Après chaque journée d’un travail acharné, elle s’écroulait sur sa couchette, épuisée, l’esprit en ébullition. Si les analyses révélaient quelques détails qui avaient jusque là échappés aux scientifiques et si de nouvelles données sur la composition des gaz entourant la planète s’ajoutaient régulièrement aux nombreuses déjà récoltées, aucune ne donnait d’indices sur la véritable nature de Vénus.
La véritable nature de Vénus… Le monde qu’elle avait aperçu avait éveillé en elle une certaine nostalgie. Ce sentiment, assez paradoxal pour une personne ayant fait des études scientifiques avant de se diriger vers l’aviation, puis l’espace, venait d’un lieu que Zoé pensait avoir laissé derrière elle en même temps que l’enfance. Un lieu fait de rêves et de magie, sans guerre, sans famine, sans tensions géopolitiques.
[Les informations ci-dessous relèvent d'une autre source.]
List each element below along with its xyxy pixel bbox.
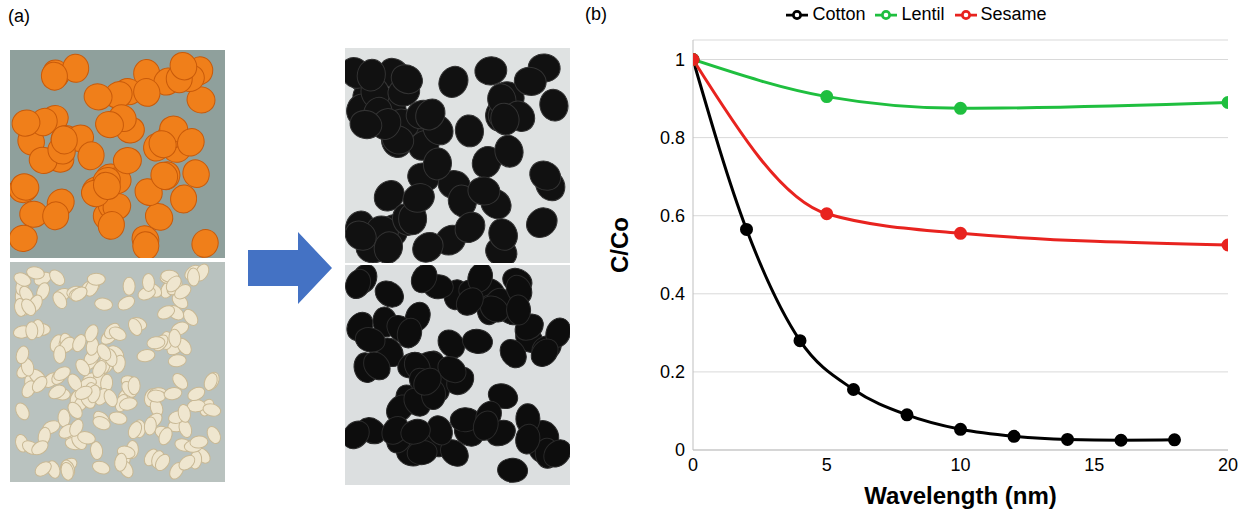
- svg-text:5: 5: [822, 455, 832, 475]
- svg-text:0.8: 0.8: [660, 128, 685, 148]
- svg-text:20: 20: [1218, 455, 1238, 475]
- svg-text:10: 10: [950, 455, 970, 475]
- svg-text:0.2: 0.2: [660, 362, 685, 382]
- svg-text:C/Co: C/Co: [606, 217, 633, 273]
- svg-text:0.6: 0.6: [660, 206, 685, 226]
- svg-text:Wavelength (nm): Wavelength (nm): [864, 482, 1056, 509]
- svg-text:1: 1: [675, 50, 685, 70]
- svg-text:0: 0: [675, 440, 685, 460]
- html-text:Lentil: Lentil: [901, 4, 945, 24]
- svg-text:0: 0: [688, 455, 698, 475]
- svg-text:(a): (a): [8, 6, 30, 26]
- svg-text:0.4: 0.4: [660, 284, 685, 304]
- svg-text:15: 15: [1084, 455, 1104, 475]
- html-text:Cotton: Cotton: [812, 4, 866, 24]
- html-text:(b): (b): [585, 4, 607, 24]
- html-text:Sesame: Sesame: [980, 4, 1047, 24]
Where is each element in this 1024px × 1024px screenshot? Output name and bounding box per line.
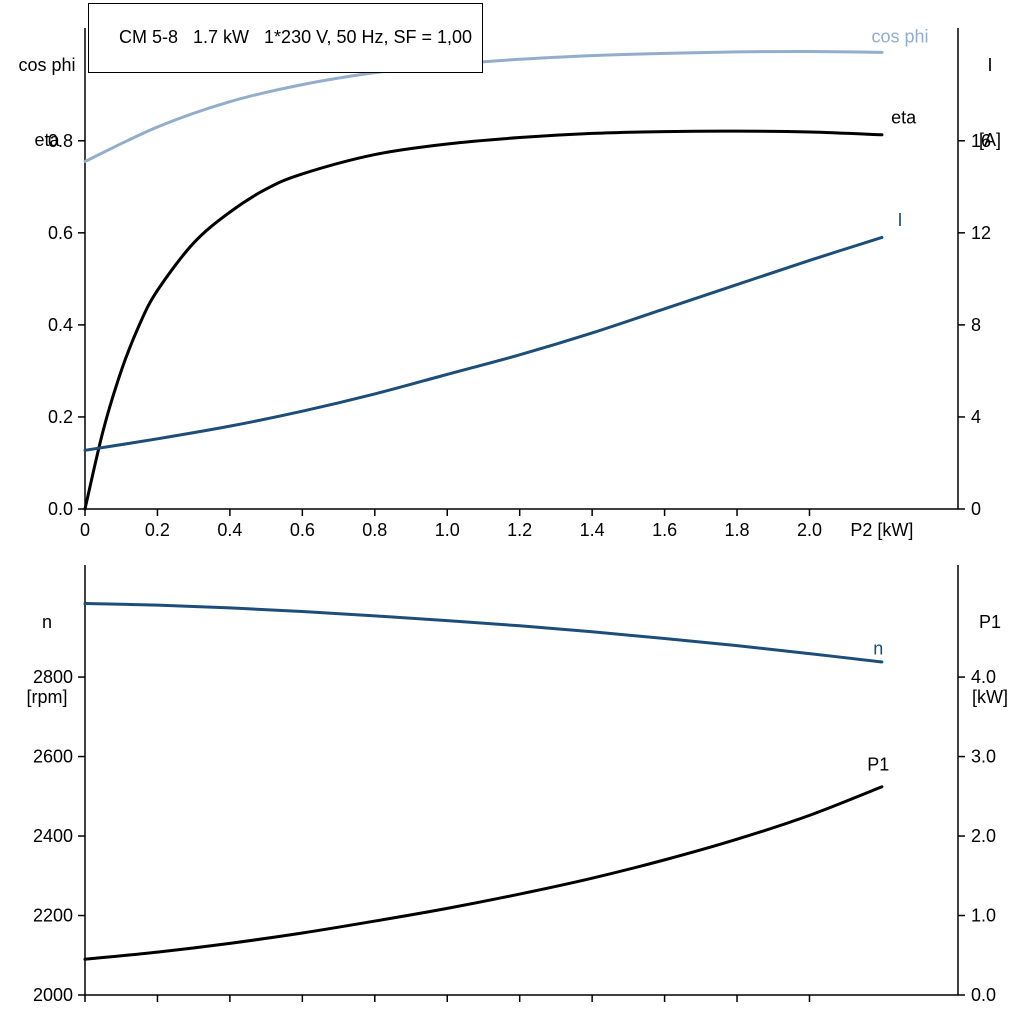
x-axis-unit-label: P2 [kW] [850, 520, 913, 540]
left-tick-label: 2000 [33, 985, 73, 1005]
left-tick-label: 2400 [33, 826, 73, 846]
curve-current [83, 235, 884, 452]
curve-speed [83, 602, 884, 664]
x-tick-label: 0.4 [217, 520, 242, 540]
x-tick-label: 0.2 [145, 520, 170, 540]
left-tick-label: 0.0 [48, 499, 73, 519]
right-tick-label: 0.0 [971, 985, 996, 1005]
x-tick-label: 1.4 [580, 520, 605, 540]
right-tick-label: 2.0 [971, 826, 996, 846]
bottom-right-axis-title: P1 [kW] [960, 560, 1020, 760]
right-tick-label: 4 [971, 407, 981, 427]
curve-label-p1: P1 [867, 755, 889, 775]
chart-title: CM 5-8 1.7 kW 1*230 V, 50 Hz, SF = 1,00 [119, 27, 473, 47]
curve-p1 [83, 785, 884, 961]
left-tick-label: 0.4 [48, 315, 73, 335]
right-tick-label: 3.0 [971, 747, 996, 767]
x-tick-label: 1.6 [652, 520, 677, 540]
right-tick-label: 1.0 [971, 906, 996, 926]
left-tick-label: 0.2 [48, 407, 73, 427]
curve-cos-phi [83, 49, 884, 163]
chart-title-box: CM 5-8 1.7 kW 1*230 V, 50 Hz, SF = 1,00 [88, 3, 484, 73]
left-tick-label: 2800 [33, 667, 73, 687]
x-tick-label: 1.0 [435, 520, 460, 540]
x-tick-label: 2.0 [797, 520, 822, 540]
left-tick-label: 0.6 [48, 223, 73, 243]
axis-title-current-unit: [A] [978, 130, 1001, 150]
top-left-axis-title: cos phi eta [4, 3, 90, 203]
axis-title-p1-unit: [kW] [972, 687, 1008, 707]
right-tick-label: 4.0 [971, 667, 996, 687]
axis-title-speed-unit: [rpm] [26, 687, 68, 707]
right-tick-label: 0 [971, 499, 981, 519]
axis-title-cos-phi: cos phi [18, 55, 76, 75]
left-tick-label: 2200 [33, 906, 73, 926]
curve-label-cos-phi: cos phi [872, 26, 929, 46]
curve-label-eta: eta [891, 107, 917, 127]
axis-title-eta: eta [34, 130, 60, 150]
top-right-axis-title: I [A] [960, 3, 1020, 203]
right-tick-label: 8 [971, 315, 981, 335]
x-tick-label: 1.8 [725, 520, 750, 540]
x-tick-label: 1.2 [507, 520, 532, 540]
left-tick-label: 0.8 [48, 131, 73, 151]
curve-label-current: I [898, 210, 903, 230]
x-tick-label: 0 [80, 520, 90, 540]
curve-eta [83, 129, 884, 511]
bottom-left-axis-title: n [rpm] [4, 560, 90, 760]
axis-title-p1: P1 [978, 612, 1002, 632]
right-tick-label: 12 [971, 223, 991, 243]
curve-label-speed: n [873, 638, 883, 658]
right-tick-label: 16 [971, 131, 991, 151]
axis-title-speed: n [41, 612, 52, 632]
x-tick-label: 0.6 [290, 520, 315, 540]
axis-title-current: I [987, 55, 993, 75]
left-tick-label: 2600 [33, 747, 73, 767]
x-tick-label: 0.8 [362, 520, 387, 540]
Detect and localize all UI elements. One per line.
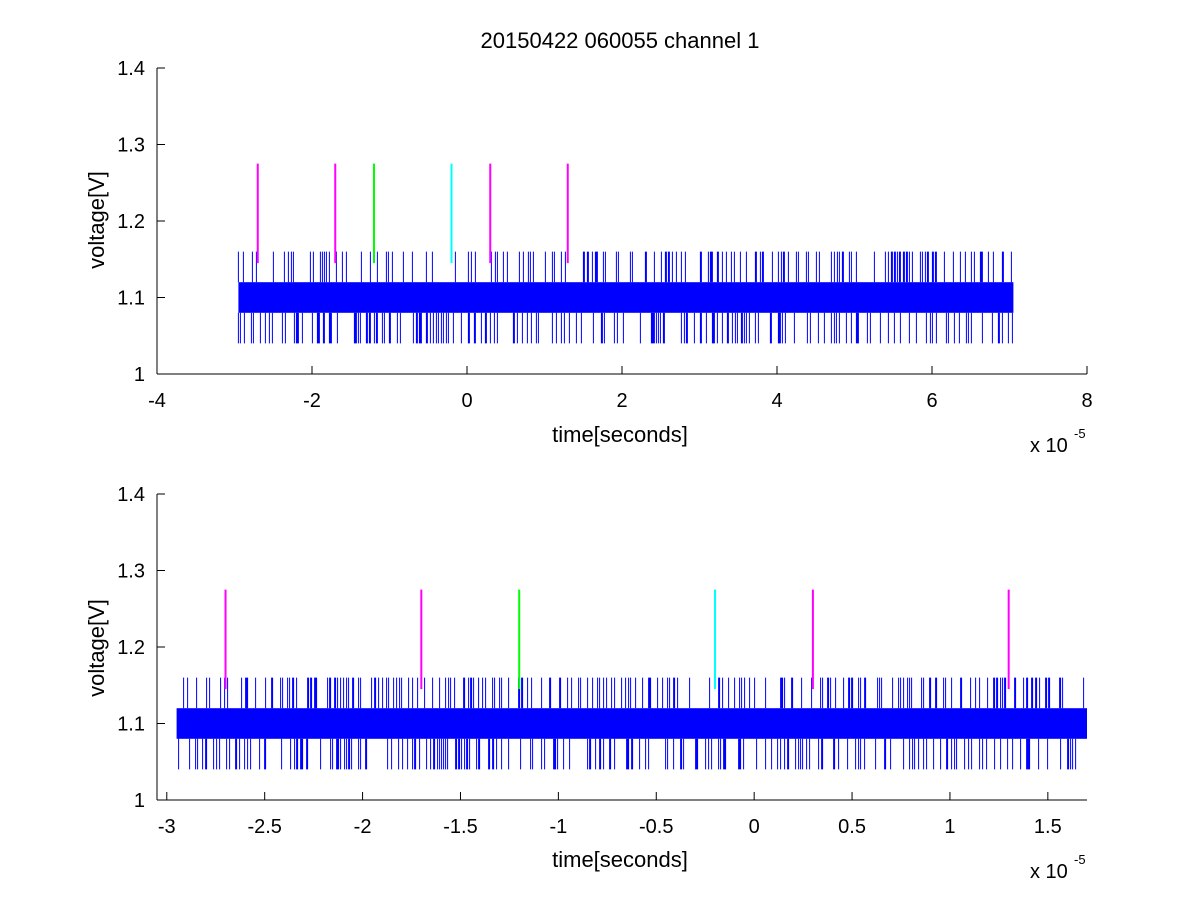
x-tick-label: 6 — [926, 390, 937, 412]
plot-top-markers — [256, 163, 569, 264]
plot-bottom-exponent-power: -5 — [1074, 852, 1086, 867]
y-tick-label: 1.4 — [117, 58, 145, 80]
plot-top-xlabel: time[seconds] — [552, 422, 688, 447]
plot-bottom-ticks: -3 -2.5 -2 -1.5 -1 -0.5 0 0.5 1 1.5 1 1.1 1.2 1.3 1.4 — [117, 484, 1062, 838]
x-tick-label: -3 — [158, 816, 176, 838]
trace-band — [176, 708, 1088, 739]
y-tick-label: 1.1 — [117, 714, 145, 736]
plot-bottom-ylabel: voltage[V] — [84, 599, 109, 697]
y-tick-label: 1.2 — [117, 637, 145, 659]
figure-title: 20150422 060055 channel 1 — [481, 28, 760, 53]
x-tick-label: -2 — [354, 816, 372, 838]
x-tick-label: -1 — [549, 816, 567, 838]
x-tick-label: -2 — [303, 390, 321, 412]
y-tick-label: 1.3 — [117, 135, 145, 157]
plot-bottom-trace — [176, 677, 1088, 770]
y-tick-label: 1 — [134, 364, 145, 386]
x-tick-label: 1.5 — [1034, 816, 1062, 838]
x-tick-label: -4 — [148, 390, 166, 412]
x-tick-label: 0.5 — [838, 816, 866, 838]
x-tick-label: 2 — [616, 390, 627, 412]
plot-bottom-xlabel: time[seconds] — [552, 847, 688, 872]
y-tick-label: 1.4 — [117, 484, 145, 506]
plot-top-trace — [237, 251, 1014, 344]
trace-spikes — [178, 677, 1085, 770]
plot-top-exponent-base: x 10 — [1030, 435, 1068, 457]
y-tick-label: 1.1 — [117, 288, 145, 310]
plot-top-exponent-power: -5 — [1074, 426, 1086, 441]
x-tick-label: -2.5 — [247, 816, 281, 838]
x-tick-label: 0 — [749, 816, 760, 838]
y-tick-label: 1.3 — [117, 561, 145, 583]
plot-bottom-exponent-base: x 10 — [1030, 861, 1068, 883]
plot-top-ylabel: voltage[V] — [84, 171, 109, 269]
x-tick-label: 8 — [1081, 390, 1092, 412]
x-tick-label: 1 — [944, 816, 955, 838]
plot-top-ticks: -4 -2 0 2 4 6 8 1 1.1 1.2 1.3 1.4 — [117, 58, 1092, 412]
trace-band — [238, 282, 1014, 313]
x-tick-label: 0 — [461, 390, 472, 412]
plot-bottom: -3 -2.5 -2 -1.5 -1 -0.5 0 0.5 1 1.511.11.21.31.4 … — [84, 484, 1088, 883]
y-tick-label: 1 — [134, 790, 145, 812]
x-tick-label: 4 — [771, 390, 782, 412]
x-tick-label: -1.5 — [443, 816, 477, 838]
plot-top: -4 -2 0 2 4 6 8 1 1.1 1.2 1.3 1.4 time[seconds] vol… — [84, 58, 1093, 457]
trace-spikes — [237, 251, 1013, 344]
y-tick-label: 1.2 — [117, 211, 145, 233]
x-tick-label: -0.5 — [639, 816, 673, 838]
plot-bottom-markers — [224, 589, 1010, 690]
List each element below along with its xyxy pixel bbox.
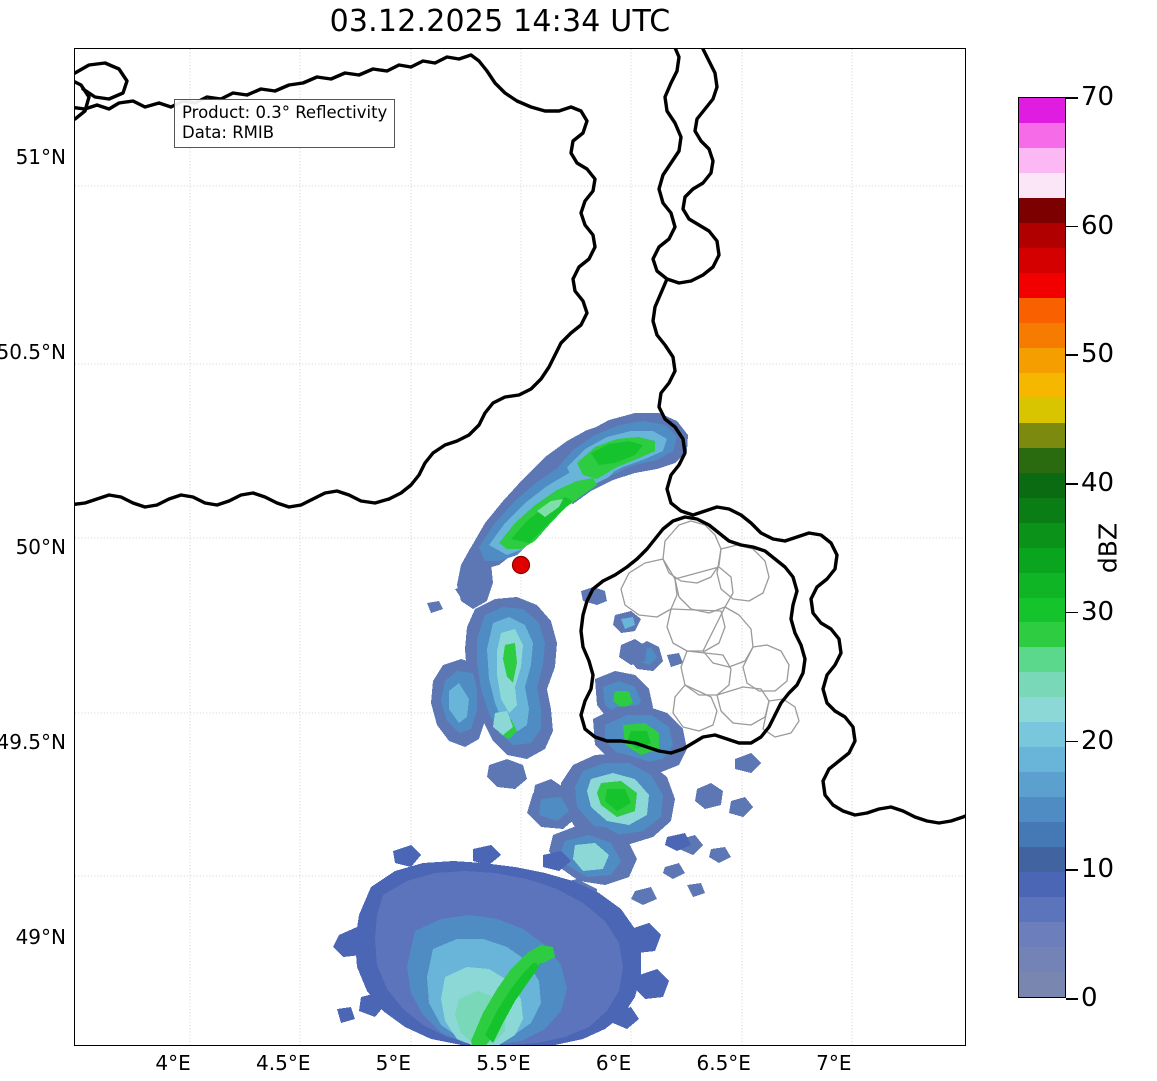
map-plot-area[interactable]: Product: 0.3° Reflectivity Data: RMIB [74,48,966,1046]
colorbar-tick-label: 10 [1081,854,1115,885]
y-tick-label: 50.5°N [0,340,66,365]
colorbar-band [1019,472,1065,498]
info-box: Product: 0.3° Reflectivity Data: RMIB [174,99,396,149]
colorbar-band [1019,597,1065,623]
colorbar-band [1019,647,1065,673]
national-borders [75,49,965,825]
colorbar-band [1019,672,1065,698]
colorbar-band [1019,972,1065,997]
colorbar-tick-label: 40 [1081,468,1115,499]
colorbar-band [1019,847,1065,873]
colorbar-band [1019,222,1065,248]
colorbar-band [1019,522,1065,548]
colorbar-tick [1066,483,1078,485]
colorbar-band [1019,347,1065,373]
colorbar-label: dBZ [1093,522,1123,574]
colorbar-band [1019,797,1065,823]
echo-north-east-band [457,413,688,609]
x-tick-label: 5.5°E [476,1051,531,1075]
colorbar-band [1019,872,1065,898]
colorbar-tick [1066,97,1078,99]
colorbar-tick [1066,225,1078,228]
colorbar-band [1019,622,1065,648]
y-tick-label: 50°N [15,535,66,559]
colorbar-band [1019,722,1065,748]
info-product-line: Product: 0.3° Reflectivity [182,103,388,122]
colorbar-tick-label: 60 [1081,210,1115,241]
colorbar-band [1019,572,1065,598]
colorbar-band [1019,98,1065,124]
colorbar-band [1019,897,1065,923]
colorbar-tick-label: 50 [1081,339,1115,370]
x-tick-label: 4.5°E [256,1051,311,1075]
colorbar-band [1019,547,1065,573]
colorbar-band [1019,947,1065,973]
colorbar-band [1019,198,1065,223]
colorbar-band [1019,822,1065,848]
y-tick-label: 49°N [15,924,66,949]
echo-site-scatter [427,585,663,671]
gridlines [75,49,965,1045]
colorbar-band [1019,497,1065,523]
colorbar-tick [1066,869,1078,871]
info-data-line: Data: RMIB [182,123,275,143]
colorbar-tick [1066,354,1078,357]
colorbar-band [1019,173,1065,198]
colorbar-band [1019,272,1065,298]
x-tick-label: 7°E [816,1051,852,1075]
colorbar-tick-label: 30 [1081,596,1115,627]
colorbar-band [1019,123,1065,149]
x-tick-label: 5°E [375,1051,412,1075]
colorbar-band [1019,697,1065,723]
colorbar-tick-label: 70 [1081,82,1115,112]
colorbar-band [1019,372,1065,398]
colorbar-band [1019,422,1065,448]
radar-echo-layer [333,413,761,1045]
echo-central-cluster [431,597,563,805]
colorbar[interactable] [1018,97,1066,998]
colorbar-tick [1066,998,1078,1000]
radar-station-marker [511,555,531,575]
colorbar-band [1019,772,1065,798]
x-tick-label: 6°E [595,1051,632,1075]
colorbar-tick-label: 20 [1081,725,1115,756]
colorbar-band [1019,447,1065,473]
colorbar-tick [1066,740,1078,743]
colorbar-band [1019,922,1065,948]
echo-south-east-cluster [527,639,761,913]
internal-admin-borders [620,520,800,738]
x-tick-label: 6.5°E [696,1051,751,1075]
radar-map-canvas [75,49,965,1045]
x-tick-label: 4°E [155,1051,191,1075]
page-title: 03.12.2025 14:34 UTC [329,4,671,39]
colorbar-band [1019,397,1065,423]
y-tick-label: 49.5°N [0,729,66,754]
colorbar-band [1019,247,1065,273]
colorbar-band [1019,148,1065,174]
colorbar-band [1019,297,1065,323]
colorbar-tick-label: 0 [1081,983,1098,1013]
echo-southern-system [333,833,691,1045]
colorbar-tick [1066,611,1078,614]
colorbar-band [1019,322,1065,348]
y-tick-label: 51°N [15,145,66,170]
colorbar-band [1019,747,1065,773]
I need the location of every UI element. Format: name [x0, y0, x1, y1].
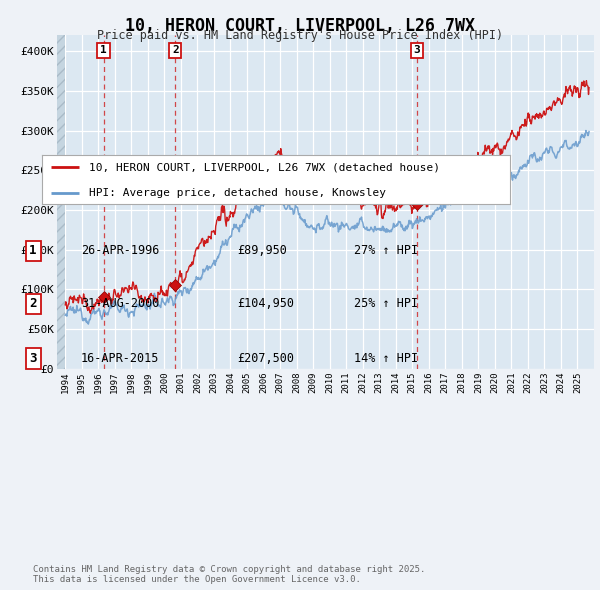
Text: 1: 1: [29, 244, 37, 257]
Text: Contains HM Land Registry data © Crown copyright and database right 2025.
This d: Contains HM Land Registry data © Crown c…: [33, 565, 425, 584]
Text: £207,500: £207,500: [237, 352, 294, 365]
Text: 1: 1: [100, 45, 107, 55]
Text: 10, HERON COURT, LIVERPOOL, L26 7WX (detached house): 10, HERON COURT, LIVERPOOL, L26 7WX (det…: [89, 162, 440, 172]
Text: 31-AUG-2000: 31-AUG-2000: [81, 297, 160, 310]
Text: 16-APR-2015: 16-APR-2015: [81, 352, 160, 365]
Text: 3: 3: [413, 45, 421, 55]
Text: 10, HERON COURT, LIVERPOOL, L26 7WX: 10, HERON COURT, LIVERPOOL, L26 7WX: [125, 17, 475, 35]
Text: £104,950: £104,950: [237, 297, 294, 310]
Text: HPI: Average price, detached house, Knowsley: HPI: Average price, detached house, Know…: [89, 188, 386, 198]
Text: £89,950: £89,950: [237, 244, 287, 257]
Text: Price paid vs. HM Land Registry's House Price Index (HPI): Price paid vs. HM Land Registry's House …: [97, 30, 503, 42]
Text: 2: 2: [172, 45, 179, 55]
Text: 25% ↑ HPI: 25% ↑ HPI: [354, 297, 418, 310]
Text: 26-APR-1996: 26-APR-1996: [81, 244, 160, 257]
Text: 3: 3: [29, 352, 37, 365]
Text: 14% ↑ HPI: 14% ↑ HPI: [354, 352, 418, 365]
Text: 27% ↑ HPI: 27% ↑ HPI: [354, 244, 418, 257]
Text: 2: 2: [29, 297, 37, 310]
Bar: [57, 35, 65, 369]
Au cours de leurs recherches, Sakura émit plusieurs hypothèses à propos du phénomène, mais sa nature, même évolutive, l’empêchait de comprendre ce que ressentait Zoé. Pourtant, la jeune femme sentit s’opérer chez l’IA des changements importants. Sa logique mise à rude épreuve, Sakura posa énormément de questions auxquelles Zoé tenta de répondre au mieux. Leurs conversations lui ouvrirent de nouvelles perspectives et, un jour, elle déclara se réjouir ‒ ce fut le mot employé ‒ de partager cela avec le docteur Higashino.
Les semaines passèrent, puis les mois et Zoé dû se faire une raison, Vénus ne livrerait plus aucun secret. Enfin, l’année de mission presque écoulée, elle prépara le retour vers la Terre.
‒ Sakura ?
‒ Oui, lieutenant Calendula.
‒ Peux-tu mettre un chiffrement inviolable sur mon journal personnel ?
‒ Bien sûr, lieutenant. Avez-vous une préférence pour l’enregistrement ?
‒ Oui, sur puce dermique s’il te plaît, dit Zoé en posant l’objet dans le réceptacle adéquat.
‒ Enregistrement du chiffre terminé.
‒ Merci Sakura.
La jeune femme récupéra la puce, l’inséra dans une seringue transdermique et se l’injecta à l’intérieur du poignet.
« Ouvre mon journal, transfères-y toutes les données relatives à la mutation de l’atmosphère de Vénus, ainsi que les photos et vidéos du rover et indique sa perte dans le journal de bord. Ajoute que je soupçonne une panne due à…
Zoé hésita.
‒ Un accident causé par l’acide sulfurique ? suggéra l’IA.
‒ C’est parfait Sakura, merci. N’oublie pas les enregistrements internes… si possible, crée un brouillage irréversible. Transfère aussi les données sensibles de la sonde atmosphérique et signale une interférence passagère pour le morceau manquant.
‒ Demande effectuée, lieutenant.
‒ Sakura ?
‒ Oui, lieutenant ?
‒ tu peux conserver ces données en mémoire, mais veille à ce que personne ne puisse y avoir accès. Si ce que nous avons entraperçu de Vénus est un tant soit peu réel, je ne veux pas que qui que ce soit ait la possibilité de venir l’abimer.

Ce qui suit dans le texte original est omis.